There can be no assurance that the proposed Merger will in fact be consummated. The Company cautions investors not to unduly rely on any forward-looking statements. The forward-looking statements speak only as of the date of this Current Report on Form 8-K. The Company undertakes no obligation or duty to update or revise any of these forward-looking statements after the date of this Current Report on Form 8-K, nor to conform prior statements to actual results or revised expectations, and the Company does not intend to do so.
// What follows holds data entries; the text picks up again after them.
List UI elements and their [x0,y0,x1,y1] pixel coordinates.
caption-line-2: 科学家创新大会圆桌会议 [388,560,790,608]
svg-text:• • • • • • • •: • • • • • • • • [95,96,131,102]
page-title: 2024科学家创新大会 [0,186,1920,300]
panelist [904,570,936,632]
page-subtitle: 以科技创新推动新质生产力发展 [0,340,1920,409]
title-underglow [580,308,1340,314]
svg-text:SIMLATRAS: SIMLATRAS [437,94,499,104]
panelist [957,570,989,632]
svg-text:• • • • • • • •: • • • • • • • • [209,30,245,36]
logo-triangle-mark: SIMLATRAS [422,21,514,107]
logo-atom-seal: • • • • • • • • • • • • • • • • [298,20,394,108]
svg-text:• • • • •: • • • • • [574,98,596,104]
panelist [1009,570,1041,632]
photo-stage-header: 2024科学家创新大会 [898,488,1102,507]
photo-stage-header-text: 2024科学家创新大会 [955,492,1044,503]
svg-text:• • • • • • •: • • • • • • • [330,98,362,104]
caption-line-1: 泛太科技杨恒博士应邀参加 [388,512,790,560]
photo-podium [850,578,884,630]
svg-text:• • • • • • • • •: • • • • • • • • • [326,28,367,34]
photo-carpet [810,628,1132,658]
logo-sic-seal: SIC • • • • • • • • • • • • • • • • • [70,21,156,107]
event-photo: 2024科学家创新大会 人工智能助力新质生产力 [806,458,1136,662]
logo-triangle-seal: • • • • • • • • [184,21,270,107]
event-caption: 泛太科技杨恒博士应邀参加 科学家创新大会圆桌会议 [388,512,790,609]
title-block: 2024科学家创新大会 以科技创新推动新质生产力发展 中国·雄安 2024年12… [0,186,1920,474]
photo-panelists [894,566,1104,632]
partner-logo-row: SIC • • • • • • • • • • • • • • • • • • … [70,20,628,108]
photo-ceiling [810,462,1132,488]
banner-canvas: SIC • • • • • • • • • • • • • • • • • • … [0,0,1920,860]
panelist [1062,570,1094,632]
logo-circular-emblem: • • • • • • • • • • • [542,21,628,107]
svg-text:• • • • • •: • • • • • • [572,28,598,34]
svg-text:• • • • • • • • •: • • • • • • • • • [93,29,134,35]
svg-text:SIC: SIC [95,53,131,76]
Participants in the Solicitation
The Company and its directors, executive officers and certain other members of management and team members may be deemed to be participants in the solicitation of proxies in connection with the approval of the proposed Merger. Information regarding the persons who may, under the rules of the SEC, be considered to be participants in the solicitation of the Company’s stockholders in connection with the Merger is available in the Company’s filings with the SEC, including in the Definitive Proxy Statement under the heading “Security Ownership of Certain Beneficial Owners and Management.” To the extent the holdings of the Company’s securities have changed since the filing of the Definitive Proxy Statement, such changes have been or will be reflected in subsequent statements of changes in beneficial ownership on file with the SEC. The Definitive Proxy Statement and other relevant materials filed with the SEC may be obtained free of charge from the SEC’s website at www.sec.gov and the Company’s website at ussilica.gcs-web.com.